A couple of months ago, a friend and I  were talking about the drive that pushes us to  balance our day jobs with our entrepreneurial pursuits, why we were both bent on becoming successful.  I said I was doing it for my mother and to prove to my father that we can have a happy and comfortable life without him.  I remember the friend's advice: Jo, dapat gawin mo yung ginagawa mo dahil gusto mo hindi dahil may gusto kang patunayan sa tatay mo.  I realize that the friend was right.  Not too long ago, my form of revenge was the kind where I would be so successful  that my father would wish that he was still part of our lives.  My friend's advice ran through my mind while I was in Manila.  Then I realized that our family of four --- Mom, Kiko, Brad and me, we were happy. My Mom is okay, my brother, he is doing well in his career and is still the loving son and brother who treats Brad and Mom to out-of-town trips every once in a while.  As for me,  I am still here in Madrid, allowing my wanderlust self to run free, enjoying my day job while  writing on the side and laying down the stones for my soon-to-be business empire.  Each of us, we still have our individual dreams and goals. The wrongs in the past, these will never be erased, and there are times when a rivulet of pain shots through when a memory surfaces from out of the blue.  But it's easier now to sweep away those memories, easier not to dwell on what was wrongly done, not to question too much why  it was done.  Because, looking at us, we have managed quite well. 

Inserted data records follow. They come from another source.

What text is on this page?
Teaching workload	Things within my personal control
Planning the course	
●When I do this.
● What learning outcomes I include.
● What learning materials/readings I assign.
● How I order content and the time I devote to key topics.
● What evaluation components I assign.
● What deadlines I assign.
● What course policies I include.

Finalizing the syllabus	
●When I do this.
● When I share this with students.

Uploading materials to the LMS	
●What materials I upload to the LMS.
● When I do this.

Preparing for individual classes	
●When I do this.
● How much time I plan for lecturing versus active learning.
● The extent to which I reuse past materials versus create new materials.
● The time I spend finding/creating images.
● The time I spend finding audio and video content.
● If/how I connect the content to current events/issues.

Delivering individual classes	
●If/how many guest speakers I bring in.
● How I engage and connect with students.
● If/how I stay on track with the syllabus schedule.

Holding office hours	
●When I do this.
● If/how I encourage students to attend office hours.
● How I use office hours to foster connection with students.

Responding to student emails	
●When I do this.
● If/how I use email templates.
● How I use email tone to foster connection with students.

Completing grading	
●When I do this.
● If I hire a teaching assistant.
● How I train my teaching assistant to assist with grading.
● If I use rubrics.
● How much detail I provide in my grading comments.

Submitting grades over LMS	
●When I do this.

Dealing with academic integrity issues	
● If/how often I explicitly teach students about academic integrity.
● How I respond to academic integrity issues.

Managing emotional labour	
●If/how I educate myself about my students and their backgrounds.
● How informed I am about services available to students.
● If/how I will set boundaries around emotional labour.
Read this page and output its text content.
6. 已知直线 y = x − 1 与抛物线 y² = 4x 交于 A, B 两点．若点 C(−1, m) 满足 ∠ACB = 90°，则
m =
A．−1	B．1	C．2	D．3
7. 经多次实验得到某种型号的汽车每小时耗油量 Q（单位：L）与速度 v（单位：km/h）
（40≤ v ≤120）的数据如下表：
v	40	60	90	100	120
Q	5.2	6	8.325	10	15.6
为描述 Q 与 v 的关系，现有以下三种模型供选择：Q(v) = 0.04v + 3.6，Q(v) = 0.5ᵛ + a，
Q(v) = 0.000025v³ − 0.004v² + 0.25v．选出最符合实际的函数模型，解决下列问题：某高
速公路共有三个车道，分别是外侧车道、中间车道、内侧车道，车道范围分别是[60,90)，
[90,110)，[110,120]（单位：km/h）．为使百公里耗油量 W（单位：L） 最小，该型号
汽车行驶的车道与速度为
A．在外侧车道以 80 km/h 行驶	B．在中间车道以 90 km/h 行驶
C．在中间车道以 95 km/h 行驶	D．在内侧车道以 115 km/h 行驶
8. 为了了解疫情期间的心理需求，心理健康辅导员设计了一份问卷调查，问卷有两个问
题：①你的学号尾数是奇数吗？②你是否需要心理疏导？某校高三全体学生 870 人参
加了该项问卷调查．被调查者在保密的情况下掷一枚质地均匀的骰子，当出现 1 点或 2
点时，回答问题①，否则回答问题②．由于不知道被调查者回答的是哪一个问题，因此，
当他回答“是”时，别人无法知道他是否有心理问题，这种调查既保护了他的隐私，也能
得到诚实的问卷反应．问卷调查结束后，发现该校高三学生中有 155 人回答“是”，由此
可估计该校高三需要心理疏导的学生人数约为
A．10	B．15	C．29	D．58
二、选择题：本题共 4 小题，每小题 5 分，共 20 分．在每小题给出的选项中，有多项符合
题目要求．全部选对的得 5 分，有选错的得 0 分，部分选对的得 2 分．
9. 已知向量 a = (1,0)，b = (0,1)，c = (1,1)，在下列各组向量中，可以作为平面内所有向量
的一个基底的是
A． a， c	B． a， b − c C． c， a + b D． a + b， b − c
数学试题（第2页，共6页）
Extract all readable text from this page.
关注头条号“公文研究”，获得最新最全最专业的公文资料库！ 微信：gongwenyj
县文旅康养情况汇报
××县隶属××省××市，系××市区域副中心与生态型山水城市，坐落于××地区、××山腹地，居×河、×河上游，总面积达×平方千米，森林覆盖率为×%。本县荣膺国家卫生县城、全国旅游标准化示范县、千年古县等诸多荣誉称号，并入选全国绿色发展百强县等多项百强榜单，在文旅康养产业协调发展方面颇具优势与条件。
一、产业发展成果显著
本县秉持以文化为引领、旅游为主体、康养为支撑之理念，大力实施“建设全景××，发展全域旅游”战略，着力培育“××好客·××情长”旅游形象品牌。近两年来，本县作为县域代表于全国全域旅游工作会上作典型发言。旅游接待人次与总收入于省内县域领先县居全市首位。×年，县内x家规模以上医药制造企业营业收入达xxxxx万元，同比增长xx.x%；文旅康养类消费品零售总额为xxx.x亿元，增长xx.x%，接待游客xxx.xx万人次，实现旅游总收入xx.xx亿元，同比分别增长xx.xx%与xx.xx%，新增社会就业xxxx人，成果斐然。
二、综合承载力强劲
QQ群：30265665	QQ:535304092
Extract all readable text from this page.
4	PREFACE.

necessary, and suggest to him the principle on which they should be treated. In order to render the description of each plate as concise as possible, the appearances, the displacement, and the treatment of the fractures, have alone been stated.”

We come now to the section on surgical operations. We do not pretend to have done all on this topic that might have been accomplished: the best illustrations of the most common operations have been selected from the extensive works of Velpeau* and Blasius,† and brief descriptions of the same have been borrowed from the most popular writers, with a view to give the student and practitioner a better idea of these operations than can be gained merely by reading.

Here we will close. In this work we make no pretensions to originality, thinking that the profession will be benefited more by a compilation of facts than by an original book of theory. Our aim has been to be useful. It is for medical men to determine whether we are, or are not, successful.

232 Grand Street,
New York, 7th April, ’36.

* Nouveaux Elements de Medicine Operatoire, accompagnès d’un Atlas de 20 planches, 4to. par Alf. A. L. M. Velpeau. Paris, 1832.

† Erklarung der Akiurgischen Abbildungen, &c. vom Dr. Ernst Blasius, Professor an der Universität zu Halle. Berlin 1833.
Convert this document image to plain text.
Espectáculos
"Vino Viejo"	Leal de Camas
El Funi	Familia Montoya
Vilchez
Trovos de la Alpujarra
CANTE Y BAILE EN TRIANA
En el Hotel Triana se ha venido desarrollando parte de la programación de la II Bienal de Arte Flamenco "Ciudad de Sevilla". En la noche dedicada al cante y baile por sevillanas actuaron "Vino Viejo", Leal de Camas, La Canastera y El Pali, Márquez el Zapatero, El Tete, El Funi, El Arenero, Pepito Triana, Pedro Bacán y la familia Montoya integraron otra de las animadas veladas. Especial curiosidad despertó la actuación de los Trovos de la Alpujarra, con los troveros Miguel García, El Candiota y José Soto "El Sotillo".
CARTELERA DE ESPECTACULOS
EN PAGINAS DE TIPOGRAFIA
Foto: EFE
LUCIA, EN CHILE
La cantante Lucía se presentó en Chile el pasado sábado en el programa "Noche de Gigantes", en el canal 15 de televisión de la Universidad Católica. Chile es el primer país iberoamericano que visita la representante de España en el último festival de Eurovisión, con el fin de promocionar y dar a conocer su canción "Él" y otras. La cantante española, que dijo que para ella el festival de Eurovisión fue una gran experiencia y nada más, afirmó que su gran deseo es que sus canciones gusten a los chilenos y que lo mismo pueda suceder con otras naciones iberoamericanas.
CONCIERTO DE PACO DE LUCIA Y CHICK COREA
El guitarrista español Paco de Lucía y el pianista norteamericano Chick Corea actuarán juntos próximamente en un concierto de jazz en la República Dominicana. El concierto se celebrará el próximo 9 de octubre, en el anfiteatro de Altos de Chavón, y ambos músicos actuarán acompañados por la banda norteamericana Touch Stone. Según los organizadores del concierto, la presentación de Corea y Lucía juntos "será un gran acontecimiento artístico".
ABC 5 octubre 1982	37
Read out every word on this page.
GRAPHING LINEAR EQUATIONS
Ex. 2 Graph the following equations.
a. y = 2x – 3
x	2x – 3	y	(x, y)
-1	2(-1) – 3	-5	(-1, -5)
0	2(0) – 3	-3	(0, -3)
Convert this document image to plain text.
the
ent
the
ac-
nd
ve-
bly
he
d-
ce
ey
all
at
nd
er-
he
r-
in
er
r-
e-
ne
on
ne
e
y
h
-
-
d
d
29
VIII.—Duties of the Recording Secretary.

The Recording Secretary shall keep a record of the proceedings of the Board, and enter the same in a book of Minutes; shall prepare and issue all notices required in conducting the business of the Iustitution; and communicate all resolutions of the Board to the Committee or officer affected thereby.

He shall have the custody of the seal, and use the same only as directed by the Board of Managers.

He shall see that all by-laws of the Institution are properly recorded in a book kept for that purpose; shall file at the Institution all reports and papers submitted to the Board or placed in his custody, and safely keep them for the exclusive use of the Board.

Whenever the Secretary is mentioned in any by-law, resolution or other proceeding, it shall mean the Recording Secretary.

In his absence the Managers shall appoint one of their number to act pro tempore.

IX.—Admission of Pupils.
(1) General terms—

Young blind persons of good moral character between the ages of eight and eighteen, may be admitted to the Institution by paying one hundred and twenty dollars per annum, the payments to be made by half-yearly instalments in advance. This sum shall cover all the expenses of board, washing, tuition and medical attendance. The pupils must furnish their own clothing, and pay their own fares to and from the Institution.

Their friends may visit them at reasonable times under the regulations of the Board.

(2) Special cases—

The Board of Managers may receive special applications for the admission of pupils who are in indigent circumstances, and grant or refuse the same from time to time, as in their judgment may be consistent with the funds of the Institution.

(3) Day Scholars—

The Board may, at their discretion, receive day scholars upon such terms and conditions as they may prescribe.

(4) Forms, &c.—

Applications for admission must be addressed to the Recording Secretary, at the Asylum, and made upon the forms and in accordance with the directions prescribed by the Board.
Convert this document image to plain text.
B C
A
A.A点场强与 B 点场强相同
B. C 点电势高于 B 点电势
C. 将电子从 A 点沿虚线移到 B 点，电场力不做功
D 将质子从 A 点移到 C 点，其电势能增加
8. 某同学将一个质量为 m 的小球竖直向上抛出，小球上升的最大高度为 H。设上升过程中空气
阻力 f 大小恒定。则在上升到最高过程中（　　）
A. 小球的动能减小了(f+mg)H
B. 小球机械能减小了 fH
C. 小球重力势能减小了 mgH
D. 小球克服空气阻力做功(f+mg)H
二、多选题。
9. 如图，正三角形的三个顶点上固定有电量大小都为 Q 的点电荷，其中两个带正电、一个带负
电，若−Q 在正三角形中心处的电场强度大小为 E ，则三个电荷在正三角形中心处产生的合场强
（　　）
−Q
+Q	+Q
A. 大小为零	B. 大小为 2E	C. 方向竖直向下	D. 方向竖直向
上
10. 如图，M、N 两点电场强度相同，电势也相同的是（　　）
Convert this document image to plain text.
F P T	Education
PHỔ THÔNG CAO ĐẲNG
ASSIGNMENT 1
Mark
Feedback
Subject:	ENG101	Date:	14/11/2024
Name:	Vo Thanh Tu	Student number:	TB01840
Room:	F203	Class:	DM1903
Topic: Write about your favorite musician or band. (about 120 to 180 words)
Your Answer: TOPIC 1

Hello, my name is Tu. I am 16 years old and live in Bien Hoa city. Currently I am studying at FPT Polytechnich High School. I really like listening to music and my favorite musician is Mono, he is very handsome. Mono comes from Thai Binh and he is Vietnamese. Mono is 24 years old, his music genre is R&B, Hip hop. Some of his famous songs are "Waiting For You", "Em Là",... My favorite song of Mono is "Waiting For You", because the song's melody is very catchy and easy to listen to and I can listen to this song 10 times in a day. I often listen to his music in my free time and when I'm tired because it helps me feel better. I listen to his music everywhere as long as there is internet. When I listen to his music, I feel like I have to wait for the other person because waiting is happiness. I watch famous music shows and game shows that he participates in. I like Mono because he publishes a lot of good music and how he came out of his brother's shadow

No, this piece isn't about wrath or revenge.  A story like ours, a family broken by a father's search for happiness away from us, it's no longer as earth-shattering as before. It happens, shit happens.  Yet for those of us who go through it and are left behind, the heartbreak is like no other.  It defines and marks us, and if we're determined enough to go forward, it can show us the path to becoming better.


  1. After reading the piece, how come I felt...bitin? Was it intentional that the blogger left out the part where she's supposed to paint in vivid color her descent to the darkest abyss of emotional hell? Aww shucks. But luckily for me I think this is just a blog, not a magazine piece, coz I probably would not be thinking straight for a while if she did, because it sorta has a parallel in my own life. Nice one sistah.

  2. Kuya! Thank you for reading this! I remember your stories too! I did not want to dwell on my pain much Kuya, baka kasi magiiyak ako eh haha! But I was working at GS that time and I know my boss noticed that I would cry in my seat ng bigla bigla and dedma na lang sila.